Twee manieren van meten

De twee manieren om de welvaart in kaart te brengen vragen om andere gegevens. De aanpak van de Brede Welvaartsindicator richt zich vooral op geregistreerde data, zoals bijvoorbeeld de stikstofconcentratie of het aantal werkloosheidsuitkeringen in een gebied. Dit soort indicatoren zijn goed vergelijkbaar door de jaren heen, en niet afhankelijk van de percepties en meningen van bepaalde individuen (­Veenhoven, 2002). Hiermee vormt het een objectieve meting. Het laat de omstandigheden zien waaronder mensen leven, en bepaalt op die manier de mogelijkheden die mensen hebben tot het realiseren van welvaart. Het grote voordeel van zo’n meting is dat deze grotendeels buiten de burgers zelf staat. Onderzoek wijst uit dat mensen hun ervaren welzijn aanpassen aan de omstandigheden waaronder zij leven (Austin, 2016), en het meten van deze omstandigheden op een objectieve manier laat zien hoe welvaart zich daadwerkelijk ontwikkelt.

Deze aanpak op basis van geregistreerde data wordt gehanteerd in bijvoorbeeld de Monitor Brede Welvaart van het Centraal Bureau voor de Statistiek (CBS), maar ook in de Brede Welvaartsindicator van de Universiteit Utrecht en de Rabobank. Hoewel in dit soort metingen ook subjectieve elementen zitten, bijvoorbeeld de mate waarin inwoners zich in de eigen buurt onveilig voelen, worden die ook gekoppeld aan geregistreerde elementen, zoals het aantal geregistreerde misdrijven in de buurt.

De tweede manier om welvaart in kaart te brengen is door mensen ernaar te vragen.
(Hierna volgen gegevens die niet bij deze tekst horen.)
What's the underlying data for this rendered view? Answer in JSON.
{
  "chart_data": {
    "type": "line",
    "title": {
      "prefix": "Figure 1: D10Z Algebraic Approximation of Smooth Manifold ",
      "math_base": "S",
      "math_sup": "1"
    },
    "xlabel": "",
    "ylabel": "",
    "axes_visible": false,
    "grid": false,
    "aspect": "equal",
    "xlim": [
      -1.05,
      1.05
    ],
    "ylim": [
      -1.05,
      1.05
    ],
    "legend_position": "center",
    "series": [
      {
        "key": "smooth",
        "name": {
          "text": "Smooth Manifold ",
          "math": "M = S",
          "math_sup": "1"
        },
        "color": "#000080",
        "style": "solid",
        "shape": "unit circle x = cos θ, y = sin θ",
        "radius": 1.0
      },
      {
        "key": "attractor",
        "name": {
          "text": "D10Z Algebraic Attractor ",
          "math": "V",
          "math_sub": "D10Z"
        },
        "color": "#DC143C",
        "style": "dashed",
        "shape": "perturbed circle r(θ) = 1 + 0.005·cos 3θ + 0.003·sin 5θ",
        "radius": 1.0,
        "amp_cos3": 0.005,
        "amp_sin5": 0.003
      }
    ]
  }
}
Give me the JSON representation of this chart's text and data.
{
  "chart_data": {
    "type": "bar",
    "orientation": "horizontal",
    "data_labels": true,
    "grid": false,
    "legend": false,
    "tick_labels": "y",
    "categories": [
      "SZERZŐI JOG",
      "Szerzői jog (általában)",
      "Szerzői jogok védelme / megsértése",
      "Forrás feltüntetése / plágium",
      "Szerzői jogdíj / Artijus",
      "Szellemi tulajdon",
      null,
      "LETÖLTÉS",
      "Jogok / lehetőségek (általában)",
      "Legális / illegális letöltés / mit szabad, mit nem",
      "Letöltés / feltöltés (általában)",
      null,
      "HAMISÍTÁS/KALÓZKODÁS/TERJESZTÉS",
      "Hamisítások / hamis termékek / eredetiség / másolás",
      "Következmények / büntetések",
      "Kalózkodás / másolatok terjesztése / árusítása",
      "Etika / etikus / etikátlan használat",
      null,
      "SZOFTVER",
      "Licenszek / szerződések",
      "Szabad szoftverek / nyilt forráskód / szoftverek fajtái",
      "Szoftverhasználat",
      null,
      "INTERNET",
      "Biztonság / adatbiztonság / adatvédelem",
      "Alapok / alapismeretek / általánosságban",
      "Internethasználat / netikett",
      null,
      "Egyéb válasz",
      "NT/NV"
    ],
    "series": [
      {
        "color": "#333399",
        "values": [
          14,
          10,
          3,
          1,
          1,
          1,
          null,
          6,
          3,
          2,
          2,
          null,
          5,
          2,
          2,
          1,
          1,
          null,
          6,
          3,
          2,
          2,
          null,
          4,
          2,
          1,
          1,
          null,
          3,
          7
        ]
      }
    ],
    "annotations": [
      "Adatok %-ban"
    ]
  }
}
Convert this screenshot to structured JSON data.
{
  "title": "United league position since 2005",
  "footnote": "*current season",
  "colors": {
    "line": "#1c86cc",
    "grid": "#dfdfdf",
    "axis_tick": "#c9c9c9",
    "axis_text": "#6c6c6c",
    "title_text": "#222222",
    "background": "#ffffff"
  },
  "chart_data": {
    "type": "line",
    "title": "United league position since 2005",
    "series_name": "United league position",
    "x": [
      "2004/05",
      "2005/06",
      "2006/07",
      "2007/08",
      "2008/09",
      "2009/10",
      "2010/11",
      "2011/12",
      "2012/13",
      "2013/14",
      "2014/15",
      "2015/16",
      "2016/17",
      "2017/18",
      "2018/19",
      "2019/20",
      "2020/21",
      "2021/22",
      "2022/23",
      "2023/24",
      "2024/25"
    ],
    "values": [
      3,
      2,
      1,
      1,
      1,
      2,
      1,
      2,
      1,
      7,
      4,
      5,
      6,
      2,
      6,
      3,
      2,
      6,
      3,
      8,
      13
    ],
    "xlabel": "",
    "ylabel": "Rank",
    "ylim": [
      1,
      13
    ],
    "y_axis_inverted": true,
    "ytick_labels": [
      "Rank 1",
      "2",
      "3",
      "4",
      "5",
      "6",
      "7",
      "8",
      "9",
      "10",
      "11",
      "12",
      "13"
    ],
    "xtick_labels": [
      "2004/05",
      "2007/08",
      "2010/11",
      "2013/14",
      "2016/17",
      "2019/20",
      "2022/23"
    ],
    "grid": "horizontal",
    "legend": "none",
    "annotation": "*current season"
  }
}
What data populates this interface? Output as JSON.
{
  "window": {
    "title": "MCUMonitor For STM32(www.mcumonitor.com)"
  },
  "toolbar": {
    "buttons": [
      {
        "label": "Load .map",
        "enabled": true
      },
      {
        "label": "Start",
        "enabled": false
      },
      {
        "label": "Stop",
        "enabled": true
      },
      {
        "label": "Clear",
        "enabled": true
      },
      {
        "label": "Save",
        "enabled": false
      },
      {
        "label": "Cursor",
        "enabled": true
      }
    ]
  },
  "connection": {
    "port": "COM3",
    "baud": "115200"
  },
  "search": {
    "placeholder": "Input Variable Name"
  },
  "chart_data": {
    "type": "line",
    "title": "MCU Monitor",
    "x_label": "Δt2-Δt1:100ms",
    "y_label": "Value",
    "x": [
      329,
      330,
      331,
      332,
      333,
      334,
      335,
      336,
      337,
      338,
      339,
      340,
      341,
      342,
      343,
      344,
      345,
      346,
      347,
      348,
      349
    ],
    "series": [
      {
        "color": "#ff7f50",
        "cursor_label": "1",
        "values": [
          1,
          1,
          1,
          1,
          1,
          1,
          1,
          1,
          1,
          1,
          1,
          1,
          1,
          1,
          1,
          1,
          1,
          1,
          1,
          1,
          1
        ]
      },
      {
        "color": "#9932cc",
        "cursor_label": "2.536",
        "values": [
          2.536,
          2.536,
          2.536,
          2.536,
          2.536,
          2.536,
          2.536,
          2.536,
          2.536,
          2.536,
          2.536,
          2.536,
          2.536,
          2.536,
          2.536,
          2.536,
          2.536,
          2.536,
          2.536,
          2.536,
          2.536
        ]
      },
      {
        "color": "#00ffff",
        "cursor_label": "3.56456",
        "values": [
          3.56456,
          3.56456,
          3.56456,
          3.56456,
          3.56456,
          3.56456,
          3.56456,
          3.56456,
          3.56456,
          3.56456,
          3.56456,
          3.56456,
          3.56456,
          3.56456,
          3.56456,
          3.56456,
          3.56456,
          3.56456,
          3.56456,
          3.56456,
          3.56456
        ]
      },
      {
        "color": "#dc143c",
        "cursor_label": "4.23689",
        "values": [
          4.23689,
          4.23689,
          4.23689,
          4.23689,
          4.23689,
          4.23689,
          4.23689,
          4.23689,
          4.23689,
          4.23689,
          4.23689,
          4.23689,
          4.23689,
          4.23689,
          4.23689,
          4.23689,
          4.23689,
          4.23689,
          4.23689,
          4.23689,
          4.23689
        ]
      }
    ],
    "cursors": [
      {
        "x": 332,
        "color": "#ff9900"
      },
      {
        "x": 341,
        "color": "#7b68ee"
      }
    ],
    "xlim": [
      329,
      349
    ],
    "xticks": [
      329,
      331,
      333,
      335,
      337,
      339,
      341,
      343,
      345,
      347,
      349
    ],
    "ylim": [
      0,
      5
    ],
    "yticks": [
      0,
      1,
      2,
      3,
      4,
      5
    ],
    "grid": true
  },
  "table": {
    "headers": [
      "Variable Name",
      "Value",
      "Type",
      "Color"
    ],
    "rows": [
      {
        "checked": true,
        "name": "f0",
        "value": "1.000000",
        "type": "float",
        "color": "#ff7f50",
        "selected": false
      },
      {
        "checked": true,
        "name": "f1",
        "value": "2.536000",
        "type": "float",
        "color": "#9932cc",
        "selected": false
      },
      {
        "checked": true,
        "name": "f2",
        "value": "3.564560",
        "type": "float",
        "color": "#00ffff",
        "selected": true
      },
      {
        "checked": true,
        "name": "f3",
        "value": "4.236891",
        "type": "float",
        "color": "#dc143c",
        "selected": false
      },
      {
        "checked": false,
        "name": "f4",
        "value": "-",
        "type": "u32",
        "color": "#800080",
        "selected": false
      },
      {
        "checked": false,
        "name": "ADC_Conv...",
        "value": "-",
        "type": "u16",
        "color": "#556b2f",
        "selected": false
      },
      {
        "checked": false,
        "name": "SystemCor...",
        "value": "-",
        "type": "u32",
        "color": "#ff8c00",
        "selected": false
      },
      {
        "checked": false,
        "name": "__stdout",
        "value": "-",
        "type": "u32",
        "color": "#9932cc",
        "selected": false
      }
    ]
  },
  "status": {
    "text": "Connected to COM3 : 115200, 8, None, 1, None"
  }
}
Zo leren we meer over hun percepties en meningen wat betreft hun omstandigheden. Voorstanders van deze manier van meten wijzen erop dat burgers het beste zelf kunnen inschatten hoe het gaat met hun welvaart. Welvaart is vooral een subjectieve beleving. Daarom is het belangrijk om het oordeel van mensen hierover mee te nemen (Austin, 2016). Niet iedereen ervaart zijn of haar welvaart immers hetzelfde. Zo laat eerder onderzoek van het CBS (2023b) zien dat jongeren en praktisch opgeleiden een minder goede ‘brede welvaart’ ervaren. Objectieve metingen kunnen derhalve missen dat de subjectieve beleving van groepen sterkt achterblijft (Veenhoven, 2002).

Data en methoden

Om beide manieren van het meten van welvaart naast elkaar te zetten, gebruiken we voor de objectieve manier van meten de Brede Welvaartsindicator, ontwikkeld door de Universiteit Utrecht en RaboResearch. Ten behoeve van het investeringsprogramma van de Regiodeal Foodvalley monitort de Universiteit Utrecht een voor de regio op maat gemaakte versie van de Brede Welvaartsindicator. Op het niveau van gemeenten en wijken binnen het gebied van de Regiodeal Foodvalley worden indicatoren gemeten voor de elf dimensies van deze indicator. In principe zijn hierbij voor iedere indicator data op wijkniveau verzameld voor het meest recente jaar. Indien geen gegevens op wijkniveau beschikbaar waren, is de waarde van de gemeente toegepast op elke wijk. Tabel 1 geeft een overzicht van de gebruikte indicatoren per dimensie die in 2021 zijn gemeten. Al deze indicatoren worden genormaliseerd door ze af te zetten tegen een minimum en een maximum, waardoor ze onderling vergelijkbaar worden. Per dimensie nemen we het ongewogen gemiddelde van de geselecteerde indicatoren.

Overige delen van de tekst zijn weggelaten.